Para Educación Especial hay previstas 128 unidades adicionales, lo que supondrá el contrato de 152 PTIS. Este personal es deficitario en los centros andaluces, de modo que la Junta va a hacer sencillamente algo que ya tenía que haber hecho para garantizar el derecho a la atención de este alumnado.

Que a estas alturas la Viceconsejera anuncie que a los centros se les va a surtir de gel hidroalcohólico y mascarillas no debería ser noticia, pero la realidad es que hasta ahora no ha sido así o se ha dado de manera insuficiente, con el consiguiente gasto para los centros.

La Junta indica que cada centro tendrá personal sanitario de referencia, de lo cual nos congratulamos, pues lo venimos exigiendo desde hace años. Esperemos que venga para quedarse y no sea una propuesta de hoja caduca. También ha señalado que se va a hacer el test diagnóstico (entendemos que a todo el personal: docente y no docente) por zonas educativas. Es básico que aclare cuándo se realizarán las pruebas, de qué tipo serán y si se repetirán periódicamente.

La Viceconsejera adelanta que habrá otra mesa sectorial a finales de agosto para analizar la evolución de la pandemia y sus posibles consecuencias en la organización de los centros. No descarta la posibilidad, ante unas circunstancias adversas, de flexibilizar la enseñanza presencial en Secundaria. En otros territorios ya trabajan con ese escenario de manera firme: ¿aquí no han tenido tiempo de preverlo? ¿Habrá que deshacer y rehacer contrarreloj la organización de los institutos?
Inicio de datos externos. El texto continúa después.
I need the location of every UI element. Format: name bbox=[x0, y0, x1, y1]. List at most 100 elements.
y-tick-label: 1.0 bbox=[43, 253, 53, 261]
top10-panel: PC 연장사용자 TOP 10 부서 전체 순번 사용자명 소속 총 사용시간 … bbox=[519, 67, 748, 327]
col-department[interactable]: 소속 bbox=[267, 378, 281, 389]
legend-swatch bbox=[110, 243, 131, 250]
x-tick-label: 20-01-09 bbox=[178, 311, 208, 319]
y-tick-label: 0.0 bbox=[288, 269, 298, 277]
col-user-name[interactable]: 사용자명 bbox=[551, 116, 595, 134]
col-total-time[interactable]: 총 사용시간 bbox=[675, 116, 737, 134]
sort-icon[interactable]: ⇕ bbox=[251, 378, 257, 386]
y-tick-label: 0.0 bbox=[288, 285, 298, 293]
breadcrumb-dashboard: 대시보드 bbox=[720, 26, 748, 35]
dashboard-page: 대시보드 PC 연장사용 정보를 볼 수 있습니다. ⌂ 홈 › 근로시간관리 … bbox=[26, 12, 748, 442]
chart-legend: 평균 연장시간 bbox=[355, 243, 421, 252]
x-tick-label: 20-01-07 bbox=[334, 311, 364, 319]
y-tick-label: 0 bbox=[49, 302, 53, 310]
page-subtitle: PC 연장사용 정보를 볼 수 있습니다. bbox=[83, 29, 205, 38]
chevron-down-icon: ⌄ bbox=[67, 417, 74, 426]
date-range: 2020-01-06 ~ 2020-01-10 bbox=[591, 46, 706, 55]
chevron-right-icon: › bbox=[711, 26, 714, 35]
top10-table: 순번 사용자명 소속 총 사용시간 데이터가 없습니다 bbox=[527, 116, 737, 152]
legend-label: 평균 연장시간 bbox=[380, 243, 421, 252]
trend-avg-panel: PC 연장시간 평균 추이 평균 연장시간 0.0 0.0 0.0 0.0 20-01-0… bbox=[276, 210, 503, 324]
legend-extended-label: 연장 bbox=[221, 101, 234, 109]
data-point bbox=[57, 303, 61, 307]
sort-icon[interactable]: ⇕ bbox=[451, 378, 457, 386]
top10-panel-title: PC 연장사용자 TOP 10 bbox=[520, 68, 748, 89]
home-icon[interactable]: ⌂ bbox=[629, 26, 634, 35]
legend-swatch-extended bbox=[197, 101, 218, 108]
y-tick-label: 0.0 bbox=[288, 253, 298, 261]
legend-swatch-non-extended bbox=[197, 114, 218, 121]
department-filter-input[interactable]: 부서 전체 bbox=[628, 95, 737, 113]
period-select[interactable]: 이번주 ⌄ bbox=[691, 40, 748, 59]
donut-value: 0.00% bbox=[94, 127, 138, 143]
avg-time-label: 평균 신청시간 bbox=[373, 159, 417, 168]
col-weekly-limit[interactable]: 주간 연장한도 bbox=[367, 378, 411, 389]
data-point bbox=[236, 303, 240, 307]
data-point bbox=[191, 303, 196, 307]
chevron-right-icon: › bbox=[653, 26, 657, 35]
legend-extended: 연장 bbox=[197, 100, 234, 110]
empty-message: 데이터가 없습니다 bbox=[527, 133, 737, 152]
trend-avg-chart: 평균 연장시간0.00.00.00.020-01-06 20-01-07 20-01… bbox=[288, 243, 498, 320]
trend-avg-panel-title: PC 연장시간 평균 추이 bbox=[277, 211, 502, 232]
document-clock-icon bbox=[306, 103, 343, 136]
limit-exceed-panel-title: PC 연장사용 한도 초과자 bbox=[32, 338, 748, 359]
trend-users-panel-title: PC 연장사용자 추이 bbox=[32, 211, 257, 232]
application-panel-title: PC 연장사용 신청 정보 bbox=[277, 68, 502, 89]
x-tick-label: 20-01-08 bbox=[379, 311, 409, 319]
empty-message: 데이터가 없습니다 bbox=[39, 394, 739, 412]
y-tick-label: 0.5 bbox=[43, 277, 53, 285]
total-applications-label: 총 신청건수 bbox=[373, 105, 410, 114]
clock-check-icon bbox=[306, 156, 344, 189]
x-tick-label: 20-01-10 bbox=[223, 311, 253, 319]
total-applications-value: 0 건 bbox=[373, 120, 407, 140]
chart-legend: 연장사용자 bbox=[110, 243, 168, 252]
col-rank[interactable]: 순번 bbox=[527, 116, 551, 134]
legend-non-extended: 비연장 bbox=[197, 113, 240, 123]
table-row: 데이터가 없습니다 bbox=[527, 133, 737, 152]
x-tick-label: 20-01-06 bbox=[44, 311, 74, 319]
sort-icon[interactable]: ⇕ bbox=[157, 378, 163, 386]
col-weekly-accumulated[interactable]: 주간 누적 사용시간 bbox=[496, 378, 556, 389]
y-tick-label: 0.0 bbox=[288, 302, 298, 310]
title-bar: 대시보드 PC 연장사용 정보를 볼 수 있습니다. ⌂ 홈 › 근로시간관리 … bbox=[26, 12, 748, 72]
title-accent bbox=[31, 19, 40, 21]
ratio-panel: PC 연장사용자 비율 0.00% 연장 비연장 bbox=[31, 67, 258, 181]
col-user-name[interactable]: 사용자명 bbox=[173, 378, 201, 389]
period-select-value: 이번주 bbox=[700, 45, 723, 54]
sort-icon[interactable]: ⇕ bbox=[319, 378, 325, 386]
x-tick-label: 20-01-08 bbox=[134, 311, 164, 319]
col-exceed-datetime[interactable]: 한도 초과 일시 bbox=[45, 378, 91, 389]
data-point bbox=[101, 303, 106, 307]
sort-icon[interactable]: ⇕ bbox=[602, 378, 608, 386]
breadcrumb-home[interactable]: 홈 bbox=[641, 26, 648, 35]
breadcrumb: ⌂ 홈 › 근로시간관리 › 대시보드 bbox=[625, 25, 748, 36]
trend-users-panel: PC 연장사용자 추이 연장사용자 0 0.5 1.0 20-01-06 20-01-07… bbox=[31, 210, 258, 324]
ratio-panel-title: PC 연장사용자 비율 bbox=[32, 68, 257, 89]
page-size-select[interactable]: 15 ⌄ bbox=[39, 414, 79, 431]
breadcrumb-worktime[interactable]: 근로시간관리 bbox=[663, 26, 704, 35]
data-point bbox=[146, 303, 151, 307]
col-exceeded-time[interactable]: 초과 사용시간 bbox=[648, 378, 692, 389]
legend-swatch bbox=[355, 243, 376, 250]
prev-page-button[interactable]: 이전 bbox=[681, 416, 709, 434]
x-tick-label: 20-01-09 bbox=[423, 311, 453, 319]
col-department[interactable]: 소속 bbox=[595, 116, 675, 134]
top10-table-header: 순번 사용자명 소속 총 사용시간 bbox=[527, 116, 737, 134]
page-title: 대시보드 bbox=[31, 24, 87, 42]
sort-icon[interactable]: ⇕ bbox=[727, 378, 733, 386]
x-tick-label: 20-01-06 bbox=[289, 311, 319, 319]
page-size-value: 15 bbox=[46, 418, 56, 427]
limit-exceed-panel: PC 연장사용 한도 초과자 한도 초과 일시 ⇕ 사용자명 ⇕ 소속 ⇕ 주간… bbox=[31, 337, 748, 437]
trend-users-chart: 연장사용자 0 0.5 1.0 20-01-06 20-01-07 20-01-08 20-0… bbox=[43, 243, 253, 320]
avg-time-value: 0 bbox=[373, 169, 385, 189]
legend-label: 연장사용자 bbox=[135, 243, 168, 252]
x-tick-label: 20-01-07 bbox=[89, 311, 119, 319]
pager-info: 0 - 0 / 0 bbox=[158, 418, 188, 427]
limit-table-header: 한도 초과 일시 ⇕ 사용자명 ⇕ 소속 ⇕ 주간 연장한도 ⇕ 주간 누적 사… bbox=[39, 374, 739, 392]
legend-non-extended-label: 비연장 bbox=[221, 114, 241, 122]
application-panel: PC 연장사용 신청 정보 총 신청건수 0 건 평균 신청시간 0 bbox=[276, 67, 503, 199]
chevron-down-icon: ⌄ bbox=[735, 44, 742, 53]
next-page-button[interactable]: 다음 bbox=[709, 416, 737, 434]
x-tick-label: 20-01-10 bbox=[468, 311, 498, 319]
Es importante recordar que la dotación prometida por la Consejería se verá sensiblemente menguada por el reparto con la concertada (de momento, de más de 6.000 docentes anunciados pasamos a menos de 4.000). La Administración no puede envolverse en la bandera del COVID y los recursos destinados a combatirlo para tapar las carencias del sistema público educativo andaluz. El dinero empleado en Educación no es gasto sino inversión, señor Imbroda. Echamos en falta medidas para la conciliación por parte de la Junta de Andalucía, sin las cuales es imposible cuadrar nada.

Desde CGT, emplazamos a toda la comunidad educativa a movilizaciones en el mes de septiembre.